In 1967, the author was declared dead and the reader reigned supreme. In his famous essay on the topic, Roland Barthes wrote that: ‘Like Bouvard and Pécuchet, those eternal copyists […] the writer can only imitate a gesture forever anterior, never original.’ This was also the age of xerography, when the authority of the bound printed page was usurped by the flagrancy of the photocopy – the very aesthetic of which seemed to demand the reader to scribble their input in the margin. The first automated plain paper copier was launched in 1959 and, within a decade, the machines, which could now produce one copy per second, had become indispensable to office culture.

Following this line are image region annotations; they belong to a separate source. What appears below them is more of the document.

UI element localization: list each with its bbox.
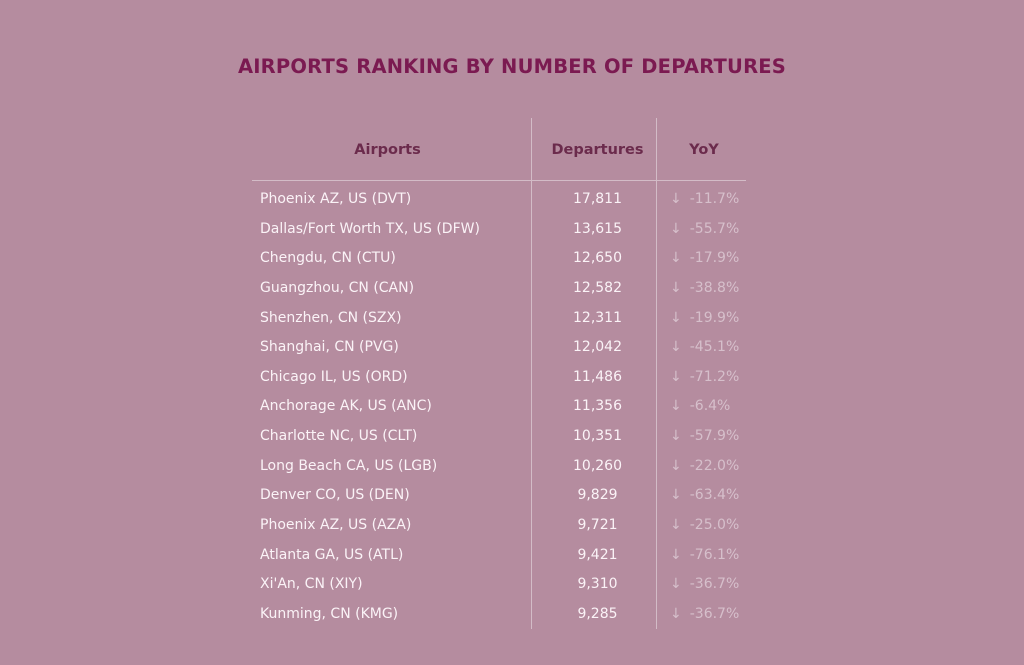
arrow-down-icon: ↓ [670,487,682,504]
arrow-down-icon: ↓ [670,398,682,415]
yoy-cell: ↓ -17.9% [670,250,739,266]
departures-cell: 12,650 [573,250,622,267]
yoy-value: -45.1% [689,339,740,356]
yoy-cell: ↓ -76.1% [670,547,739,563]
departures-cell: 12,311 [573,309,622,326]
arrow-down-icon: ↓ [670,339,682,356]
departures-cell: 9,421 [577,546,618,563]
yoy-cell: ↓ -25.0% [670,517,739,533]
yoy-cell: ↓ -36.7% [670,576,739,592]
departures-cell: 11,486 [573,368,622,385]
table-row: Phoenix AZ, US (DVT) 17,811 ↓ -11.7% [0,188,1024,218]
departures-cell: 9,829 [577,487,618,504]
table-row: Charlotte NC, US (CLT) 10,351 ↓ -57.9% [0,425,1024,455]
airport-cell: Denver CO, US (DEN) [260,487,410,504]
yoy-value: -38.8% [689,279,740,296]
table-row: Guangzhou, CN (CAN) 12,582 ↓ -38.8% [0,277,1024,307]
arrow-down-icon: ↓ [670,279,682,296]
header-yoy: YoY [689,142,719,158]
yoy-cell: ↓ -11.7% [670,191,739,207]
airport-cell: Chicago IL, US (ORD) [260,368,408,385]
airport-cell: Shenzhen, CN (SZX) [260,309,402,326]
yoy-value: -11.7% [689,191,740,207]
yoy-value: -71.2% [689,368,740,385]
table-row: Chicago IL, US (ORD) 11,486 ↓ -71.2% [0,366,1024,396]
arrow-down-icon: ↓ [670,457,682,474]
arrow-down-icon: ↓ [670,605,682,622]
airport-cell: Dallas/Fort Worth TX, US (DFW) [260,220,480,237]
table-row: Anchorage AK, US (ANC) 11,356 ↓ -6.4% [0,395,1024,425]
departures-cell: 9,285 [577,605,618,622]
yoy-value: -57.9% [689,428,740,445]
yoy-value: -63.4% [689,487,740,504]
airport-cell: Shanghai, CN (PVG) [260,339,399,356]
airport-cell: Long Beach CA, US (LGB) [260,457,438,474]
table-row: Dallas/Fort Worth TX, US (DFW) 13,615 ↓ -55… [0,218,1024,248]
yoy-cell: ↓ -38.8% [670,280,739,296]
departures-cell: 11,356 [573,398,622,415]
header-airports: Airports [354,142,421,158]
airport-cell: Phoenix AZ, US (DVT) [260,191,412,207]
departures-cell: 13,615 [573,220,622,237]
departures-cell: 9,310 [577,576,618,593]
airport-cell: Guangzhou, CN (CAN) [260,279,415,296]
yoy-value: -36.7% [689,576,740,593]
departures-cell: 17,811 [573,191,622,207]
yoy-cell: ↓ -63.4% [670,487,739,503]
arrow-down-icon: ↓ [670,517,682,534]
arrow-down-icon: ↓ [670,428,682,445]
arrow-down-icon: ↓ [670,250,682,267]
airport-cell: Xi'An, CN (XIY) [260,576,363,593]
table-row: Kunming, CN (KMG) 9,285 ↓ -36.7% [0,603,1024,633]
header-divider [252,180,746,181]
airport-cell: Anchorage AK, US (ANC) [260,398,432,415]
arrow-down-icon: ↓ [670,576,682,593]
yoy-cell: ↓ -19.9% [670,310,739,326]
yoy-value: -76.1% [689,546,740,563]
airport-cell: Charlotte NC, US (CLT) [260,428,418,445]
arrow-down-icon: ↓ [670,546,682,563]
airport-cell: Chengdu, CN (CTU) [260,250,396,267]
yoy-value: -36.7% [689,605,740,622]
departures-cell: 12,042 [573,339,622,356]
table-row: Long Beach CA, US (LGB) 10,260 ↓ -22.0% [0,455,1024,485]
yoy-cell: ↓ -6.4% [670,398,730,414]
yoy-value: -55.7% [689,220,740,237]
table-row: Chengdu, CN (CTU) 12,650 ↓ -17.9% [0,247,1024,277]
departures-cell: 10,351 [573,428,622,445]
table-row: Denver CO, US (DEN) 9,829 ↓ -63.4% [0,484,1024,514]
arrow-down-icon: ↓ [670,368,682,385]
yoy-value: -25.0% [689,517,740,534]
yoy-value: -6.4% [689,398,731,415]
chart-title: AIRPORTS RANKING BY NUMBER OF DEPARTURES [237,55,787,78]
yoy-value: -17.9% [689,250,740,267]
yoy-cell: ↓ -71.2% [670,369,739,385]
header-departures: Departures [551,142,644,158]
airport-cell: Kunming, CN (KMG) [260,605,399,622]
airport-cell: Phoenix AZ, US (AZA) [260,517,412,534]
arrow-down-icon: ↓ [670,220,682,237]
arrow-down-icon: ↓ [670,309,682,326]
yoy-value: -22.0% [689,457,740,474]
departures-cell: 10,260 [573,457,622,474]
yoy-cell: ↓ -36.7% [670,606,739,622]
yoy-cell: ↓ -57.9% [670,428,739,444]
table-row: Phoenix AZ, US (AZA) 9,721 ↓ -25.0% [0,514,1024,544]
table-row: Atlanta GA, US (ATL) 9,421 ↓ -76.1% [0,544,1024,574]
yoy-cell: ↓ -55.7% [670,221,739,237]
table-row: Shenzhen, CN (SZX) 12,311 ↓ -19.9% [0,307,1024,337]
arrow-down-icon: ↓ [670,191,682,207]
departures-cell: 9,721 [577,517,618,534]
departures-cell: 12,582 [573,279,622,296]
yoy-cell: ↓ -22.0% [670,458,739,474]
yoy-value: -19.9% [689,309,740,326]
table-row: Xi'An, CN (XIY) 9,310 ↓ -36.7% [0,573,1024,603]
yoy-cell: ↓ -45.1% [670,339,739,355]
table-body: Phoenix AZ, US (DVT) 17,811 ↓ -11.7% Dallas/… [0,188,1024,633]
table-row: Shanghai, CN (PVG) 12,042 ↓ -45.1% [0,336,1024,366]
column-divider [656,118,657,629]
column-divider [531,118,532,629]
airport-cell: Atlanta GA, US (ATL) [260,546,404,563]
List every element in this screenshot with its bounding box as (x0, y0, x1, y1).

‘Xerography’ was an ambitious exhibition about artistic uses of this technology, marking 75 years since the first photocopy was produced by the American inventor Chester Carlson in Astoria, New York. Bringing together more than 125 works by 39 international artists, this was firstsite’s largest exhibition to date and an impressive feat given that the subject matter often doesn’t lend itself to display. Photocopies, by their very nature, look insubstantial; so-called ‘copy art’ particularly so, since the cheap paper stock and smudgy, toner-saturated images have often been prized as visual indicators of the ease and instantaneity of the process. Mel Bochner’s use of the photocopier in 1966, for example, as curator Michelle Cotton dryly remarks in her catalogue essay, ‘was so ordinary that it could have passed for school administration’. But Cotton carefully sidestepped the dreaded litany of sheets of A4 by including a good variety of media and arranging works into thoughtful tableaux.
Take the opening: Josh Smith’s Untitled A4 Wallpaper (2013) created an engaging backdrop for the ten framed components of Matias Faldbakken’s Untitled (Screen Test) (2010), which features a xeroxed image of the first televised presidential debate, between John F. Kennedy and Richard Nixon in 1960. These duplicates of duplicitous men, which recalled the photocopier’s instrumental role in the 1971 ‘Pentagon Papers’ scandal that led to Nixon’s impeachment, are appropriately positioned alongside two of Jenny Holzer’s ‘Redaction’ paintings (from 2006 and 2007), in which US intelligence documents relating to Guantanamo Bay are silkscreened onto canvas. In this context, Gabriel Kuri’s Inverted Lightbox (2011), a beautifully tactile photocopier clad in tar roofing sheets, stands like a mausoleum to the death of a medium that paved the way for our post-WikiLeaks world.
The exhibition dramatized well the conflicting appeals of xerography. There were those in the 1960s enamoured by the speed at which they could produce original prints, such as Alighiero Boetti, whose hauntingly beautiful Nove Xerox AnneMarie (1969) sees him photocopy his face and hand, while signing the name of his wife for a machine that ‘can see but can’t hear’. Others were invested in the process, such as Ian Burn, whose Xerox Book #1 (1968) involved a blank sheet of paper being photocopied and then used to make the next copy, until a 100-page book was produced. Many capitalized on the copier as a cheap means of distribution, such as the band Destroy All Monsters who launched a fanzine in 1976. In the 1990s, Sarah Lucas used the photocopier to blow up tabloids in a mocking derision of their crass culture; and in the new millennium, xerography became deeply nostalgic, with Wolfgang Tillmans’s video Kopierer (2010) offering an homage to the texture of ‘interference and unevenness’.
Perhaps in an anxiety to keep the walls uncluttered, most of the interpretation in ‘Xerography’ was ciphered into a catalogue, which was printed on demand on photocopiers in the foyer. While the sounds of this production were a nice addition, it seems a pity that Cotton’s remarkably rich essay was not more freely available, especially given the topic. But then, as Marshall McLuhan encouraged in The Medium is the Massage (1967), you can always ‘custom-make your own book by simply Xeroxing […] instant steal!’